Я не обращаю на ее выпад внимания.
— Мне очень жаль, Ваша честь. Заранее прошу прощения, если Джейкоб поставит вас или меня в глупое положение. Или… — Я смотрю на Хелен. — Как уже говорилось, я, естественно, не хочу, чтобы у моего клиента случались припадки перед присяжными, — это не пойдет защите на пользу.
Судья смотрит поверх очков.
— У вас есть десять минут, чтобы успокоить подсудимого, — предупреждает он. — Мы вернемся в зал суда, и прокурор будет иметь возможность закончить свою речь.
— Нельзя комкать бумагу, — говорю я.
— Боюсь, об этом в ходатайстве речь не шла, — отвечает Хелен.
— Прокурор права. Если каждый раз, когда мисс Шарп захочет скомкать бумагу, ваш клиент будет выходить из себя, — это ваша проблема.
— Обещаю, господин судья, — говорит Хелен, — больше бумагу не комкать. С этого момента я буду сворачивать листы.
Она наклоняется, поднимает комок бумаги, от которого взорвался Джейкоб, и бросает его в корзину у стола стенографистки.
Я смотрю на часы. Получается, у меня остается четыре минуты и пятнадцать секунд, чтобы усадить совершенно спокойного, как индийский божок, Джейкоба рядом с собой на скамью подсудимых. Иду по проходу и проскальзываю между черными занавесками в комнату релаксации. Джейкоб прячется под одеялом, Эмма согнулась над вибрирующей подушкой.
— О чем еще вы не упомянули? — спрашиваю я. — Что еще выводит Джейкоба из себя? Когда часы бьют без четверти двенадцать? Ради бога, Эмма, у нас только один шанс убедить присяжных, что Джейкоб не вспылил и не убил Джесс Огилви в приступе ярости! Как прикажете мне это сделать, если он и десяти минут не может высидеть спокойно?

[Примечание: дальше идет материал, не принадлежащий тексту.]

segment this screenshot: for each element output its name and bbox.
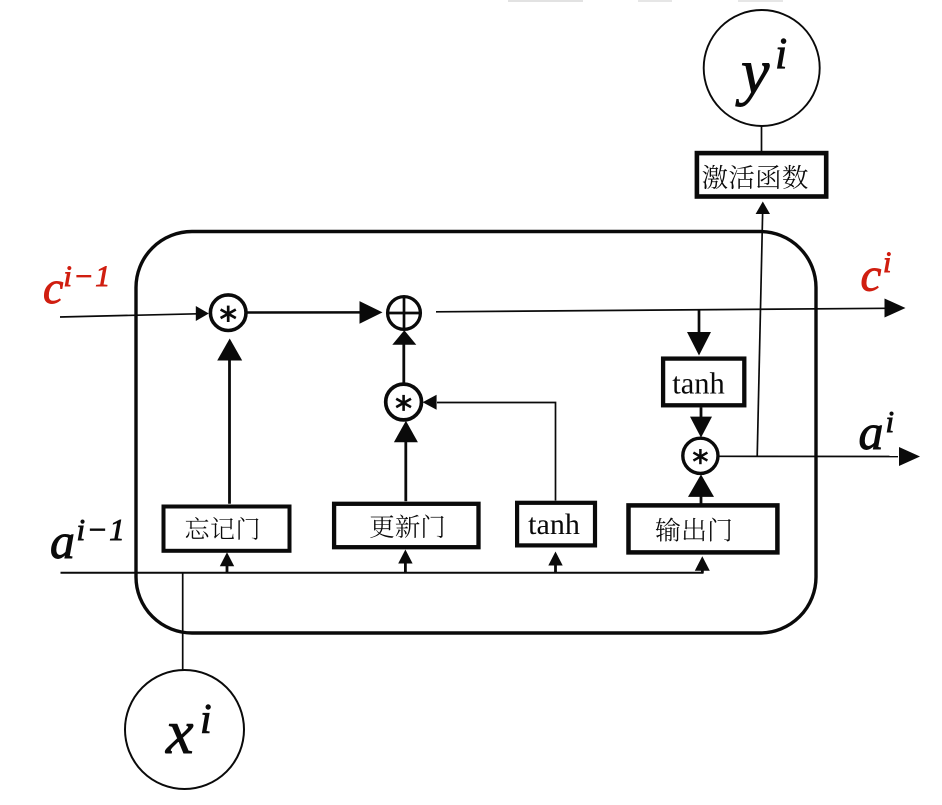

Я так кричу, что меня, по всей видимости, слышно за этими дурацкими занавесками. Неужели телевизионные камеры, настроив свои микрофоны, все записывают?
Эмма поднимает голову, и я вижу ее заплаканные глаза.
— Я попытаюсь сделать так, чтобы он вел себя спокойнее.
— Черт! — Мою злость как ветром сдуло. — Ты плачешь?
Она качает головой.
— Нет. Со мной все в порядке.
— Правда? Тогда я — Кларенс Томас.
[18]
— Я лезу в карман, достаю салфетку и вкладываю ей в руку. — Мне лгать не нужно. Мы в одной лодке.
Она отворачивается и сморкается, потом складывает — складывает, не комкает! — салфетку и засовывает ее в карман своего желтого платья.
Я убираю с головы Джейкоба одеяло.
— Пора идти, — говорю я.
На мгновение мне кажется, что он соглашается, но потом он отворачивается от меня.
— Мама, — шепчет он, — расправь ее.
Я поворачиваюсь к Эмме, которая, откашлявшись, сообщает:
— Он хочет, чтобы сначала Хелен Шарп расправила бумагу.
— Бумага уже в мусорной корзине.
— Ты обещала! — Голос Джейкоба звучит уже громче.
— Господи! — бормочу я себе под нос. — Хорошо.
Возвращаюсь в зал заседаний и роюсь в мусорной корзине у ног стенографистки. Она смотрит на меня как на умалишенного, что недалеко от истины.